An African American First: Ms. Geraldine Whittington


Ms. Geraldine Whittington, affectionately known as “Gerri”, was the first African American presidential secretary in U.S. history. She received a personal invitation from the 36th President of the United States, Mr. Lyndon B. Johnson, once he became president in 1963. Going from Vice President to President, President Johnson wanted a whole new slate of administration so after hearing nothing but positive things about her, he extended a job offer to her to which she accepted. She began working for President Johnson in January, 1964 & continued to work for him until he retired.

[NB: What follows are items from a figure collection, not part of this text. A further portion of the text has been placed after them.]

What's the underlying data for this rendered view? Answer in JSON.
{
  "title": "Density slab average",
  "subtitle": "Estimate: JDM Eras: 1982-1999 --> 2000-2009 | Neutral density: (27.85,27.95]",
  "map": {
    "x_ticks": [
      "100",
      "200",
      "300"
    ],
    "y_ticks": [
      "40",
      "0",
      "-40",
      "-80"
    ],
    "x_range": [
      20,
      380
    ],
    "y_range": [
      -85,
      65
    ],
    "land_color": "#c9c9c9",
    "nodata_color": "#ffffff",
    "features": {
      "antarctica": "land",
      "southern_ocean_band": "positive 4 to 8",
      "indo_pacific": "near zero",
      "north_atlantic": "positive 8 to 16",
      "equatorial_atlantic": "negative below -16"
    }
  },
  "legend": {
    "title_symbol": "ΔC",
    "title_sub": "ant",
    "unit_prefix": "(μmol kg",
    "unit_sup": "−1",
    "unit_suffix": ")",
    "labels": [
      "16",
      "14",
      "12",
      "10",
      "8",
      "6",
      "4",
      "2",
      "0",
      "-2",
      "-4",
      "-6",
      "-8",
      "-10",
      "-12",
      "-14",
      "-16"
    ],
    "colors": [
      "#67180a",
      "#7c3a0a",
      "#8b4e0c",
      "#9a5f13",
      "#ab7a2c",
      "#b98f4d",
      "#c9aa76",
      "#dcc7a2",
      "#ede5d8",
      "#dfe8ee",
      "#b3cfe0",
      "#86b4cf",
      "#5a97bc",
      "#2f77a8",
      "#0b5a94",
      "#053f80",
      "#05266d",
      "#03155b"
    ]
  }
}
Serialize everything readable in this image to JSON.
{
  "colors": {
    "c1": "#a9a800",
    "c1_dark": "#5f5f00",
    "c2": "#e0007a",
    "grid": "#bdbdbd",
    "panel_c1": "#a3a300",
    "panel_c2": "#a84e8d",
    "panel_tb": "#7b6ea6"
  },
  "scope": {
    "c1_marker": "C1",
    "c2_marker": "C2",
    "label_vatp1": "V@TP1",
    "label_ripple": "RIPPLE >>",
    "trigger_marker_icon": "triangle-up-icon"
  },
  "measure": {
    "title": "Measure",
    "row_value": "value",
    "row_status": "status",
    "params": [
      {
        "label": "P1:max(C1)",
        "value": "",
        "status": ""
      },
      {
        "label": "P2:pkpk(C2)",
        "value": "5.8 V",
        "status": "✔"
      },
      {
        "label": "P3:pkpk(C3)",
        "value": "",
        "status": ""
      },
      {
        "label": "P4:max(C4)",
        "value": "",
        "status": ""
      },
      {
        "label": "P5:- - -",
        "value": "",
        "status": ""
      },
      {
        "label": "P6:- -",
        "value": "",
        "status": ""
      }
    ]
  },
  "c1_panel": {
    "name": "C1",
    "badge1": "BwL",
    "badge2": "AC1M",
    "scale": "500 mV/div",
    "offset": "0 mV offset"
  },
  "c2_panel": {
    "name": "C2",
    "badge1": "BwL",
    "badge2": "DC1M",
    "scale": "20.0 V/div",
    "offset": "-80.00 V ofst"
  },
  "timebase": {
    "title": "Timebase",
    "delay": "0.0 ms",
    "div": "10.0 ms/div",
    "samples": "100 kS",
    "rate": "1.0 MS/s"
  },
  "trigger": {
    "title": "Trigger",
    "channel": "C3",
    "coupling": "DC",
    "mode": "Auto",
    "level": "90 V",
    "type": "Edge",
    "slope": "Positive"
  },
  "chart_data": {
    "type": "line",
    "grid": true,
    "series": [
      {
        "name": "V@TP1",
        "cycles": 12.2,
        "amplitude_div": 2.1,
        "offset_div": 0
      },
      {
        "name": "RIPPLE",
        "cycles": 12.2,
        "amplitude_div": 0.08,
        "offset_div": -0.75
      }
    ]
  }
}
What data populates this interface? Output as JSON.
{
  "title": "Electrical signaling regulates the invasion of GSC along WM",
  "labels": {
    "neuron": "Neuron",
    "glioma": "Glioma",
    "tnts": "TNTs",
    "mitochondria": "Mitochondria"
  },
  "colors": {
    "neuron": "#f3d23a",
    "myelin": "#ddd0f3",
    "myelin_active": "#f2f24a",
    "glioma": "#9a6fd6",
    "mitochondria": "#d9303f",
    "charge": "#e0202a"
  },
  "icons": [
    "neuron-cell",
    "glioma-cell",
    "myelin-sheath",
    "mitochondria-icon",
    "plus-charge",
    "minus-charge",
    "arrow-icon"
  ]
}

She was extremely dedicated to her job & it has been recorded that her fondest memory was when President Johnson stepped out of the Oval Office with Thurgood Marshall and shared the news that he was appointing Marshall as the first African American Supreme Court Justice.  Other than the President and Justice Marshall himself, Ms. Whittington was the first person to know of this historic nomination.

Ms. Whittington understood how difficult it can be to finance a college education for African Americans, so she set up a trust fund (in her name) for relatives attending a 4-year college or university. Ms. Whittington was a distant cousin of mine. It is an honor & a privilege to have been related to her.

Here is a video clip of Ms. Whittington on the 1960’s hit show “What’s My Line?” –


Do you have any famous ancestors? If not, do you have a personal relationship with someone who has made an impact on our society? –

4 thoughts on “An African American First: Ms. Geraldine Whittington

  1. I am the grand daughter of Mary Lena Lewis Tate founder of the Holiness church: The Church of the Living God the Pillar and Ground of the Truth, 1903. She was the first African American woman to be selected by an all male Bishopric council to head it’s organization in 1908.. Her life story is well-documented and is featured in a beautiful book: VISION by Meharry H. Lewis. Also, in the reference book by Jessie Carney Smith.

    1. WONDERFUL!!!! Does this mean your brother is Bishop Meharry Lewis?! I go to a COGIC church in Los Angeles, but I have heard of your great-grandmother before.

      Wow, it’s so nice to meet descendants of other great African Americans in history!!! It’s great that you have a book about your grandmother; I wish my family was so fortunate. How do you keep up with your family tree? I’m trying to get everything documented myself.